The freezing of cross-border trade, coupled with restrictions on domestic movement and sporadic citywide lockdowns, appears to be battering ordinary people who rely on buying and selling goods at the jangmadang, or local markets.
But it is also hurting the donju, North Korea’s moneyed class, which has profited immensely from trade with China and is a crucial source of revenue for the Kim regime.
Kang Chol-hwan, a North Korean defector who said he regularly spoke to people inside the country, described the market trading system as “almost paralysed”.
“People have started losing their means of livelihood,” Kang said.
In response to those challenges, Kim has increasingly espoused juche, the ideology of self-reliance developed by his grandfather and North Korean founding leader Kim Il Sung.
Rather than accept outside help or allow greater economic liberalisation, he has instead taken steps to centralise control while accelerating nuclear weapons development, many experts said.
Glyn Ford, a former member of the European Parliament with close connections to high-ranking North Korean officials, contests that Kim is encouraging some “market thinking” at the level of state-owned enterprises through a form of local management by the ruling Workers’ party.
At another border crossing 1,400km to the north-east of Sinuiju, a group of Russian diplomats and their families was forced last month to push an open-air rail cart across the Tumen river, their possessions stacked atop in boxes and suitcases, as they completed the final stretch of an intrepid journey towards Vladivostok and out of North Korea.
North Korea has applied to participate in the Covax vaccine alliance working to ensure equitable distribution of coronavirus jabs.
And Pyongyang is developing a “national deployment vaccination plan” while working with agencies including the World Health Organization and Unicef, a UN spokesperson told the Financial Times.
But Pyongyang fears that opening the border to allow the importation of jabs risks increasing transmission of the virus.

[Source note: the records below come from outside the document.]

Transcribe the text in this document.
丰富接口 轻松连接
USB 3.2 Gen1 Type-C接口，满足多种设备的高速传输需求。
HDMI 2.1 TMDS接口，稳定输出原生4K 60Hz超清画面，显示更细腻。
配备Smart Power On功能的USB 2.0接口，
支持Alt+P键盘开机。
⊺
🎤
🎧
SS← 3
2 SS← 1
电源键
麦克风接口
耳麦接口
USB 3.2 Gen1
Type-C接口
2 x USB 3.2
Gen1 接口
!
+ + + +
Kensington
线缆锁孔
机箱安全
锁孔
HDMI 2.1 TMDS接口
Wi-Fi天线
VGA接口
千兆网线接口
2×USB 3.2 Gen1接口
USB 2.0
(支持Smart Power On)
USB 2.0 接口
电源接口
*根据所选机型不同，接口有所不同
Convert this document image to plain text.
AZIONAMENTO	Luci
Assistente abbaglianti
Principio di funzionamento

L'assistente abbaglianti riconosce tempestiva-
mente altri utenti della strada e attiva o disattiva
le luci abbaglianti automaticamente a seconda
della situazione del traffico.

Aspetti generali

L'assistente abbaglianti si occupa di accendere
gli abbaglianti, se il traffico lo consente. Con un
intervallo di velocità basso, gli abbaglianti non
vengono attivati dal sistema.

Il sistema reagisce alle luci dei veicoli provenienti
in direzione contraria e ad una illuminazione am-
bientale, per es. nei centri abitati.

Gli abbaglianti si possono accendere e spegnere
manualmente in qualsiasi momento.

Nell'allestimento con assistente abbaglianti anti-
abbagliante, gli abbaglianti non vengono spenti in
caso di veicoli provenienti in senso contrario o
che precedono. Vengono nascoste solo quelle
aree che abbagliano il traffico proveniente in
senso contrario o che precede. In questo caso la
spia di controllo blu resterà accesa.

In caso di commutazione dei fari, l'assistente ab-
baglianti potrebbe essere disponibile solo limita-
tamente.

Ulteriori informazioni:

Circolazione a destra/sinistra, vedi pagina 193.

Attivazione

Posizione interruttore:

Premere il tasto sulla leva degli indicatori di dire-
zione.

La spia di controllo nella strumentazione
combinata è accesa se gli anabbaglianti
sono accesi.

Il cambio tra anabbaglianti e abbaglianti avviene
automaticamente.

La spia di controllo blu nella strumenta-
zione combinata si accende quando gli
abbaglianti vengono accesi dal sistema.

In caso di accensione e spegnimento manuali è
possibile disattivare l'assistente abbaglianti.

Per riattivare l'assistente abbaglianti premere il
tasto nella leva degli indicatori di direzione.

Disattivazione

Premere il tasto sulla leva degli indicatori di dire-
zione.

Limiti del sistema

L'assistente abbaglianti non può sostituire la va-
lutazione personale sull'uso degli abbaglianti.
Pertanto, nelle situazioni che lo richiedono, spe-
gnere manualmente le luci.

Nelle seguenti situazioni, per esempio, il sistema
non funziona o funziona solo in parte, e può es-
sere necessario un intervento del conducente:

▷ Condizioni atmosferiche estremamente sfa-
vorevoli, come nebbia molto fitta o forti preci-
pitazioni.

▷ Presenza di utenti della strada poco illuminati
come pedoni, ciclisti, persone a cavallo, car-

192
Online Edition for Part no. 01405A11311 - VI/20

And, following an exodus last year, there are few foreign diplomats or aid workers left inside the country to support or monitor a vaccination programme.
General Robert Abrams, who leads the combined US-South Korea forces, told congress this week that while Pyongyang’s virus response included shoot-to-kill orders along the North Korea-China border, the measures have also been used by “the regime leader to gain back more control of the economy”.
Abrams warned that food security would be at even greater risk if fertiliser imports from China were blocked at the border in April.
Seo Jae-pyeong, another escapee who now leads the Association of the North Korean Defectors, described Kim’s economic policies as “like wringing a dried towel”.
“I don’t expect North Koreans to go through pain worse than the time of the ‘Arduous March’, but I do expect them to suffer an equivalent pain,” Seo said, referring to the euphemistic name given to the famine period by state propagandists.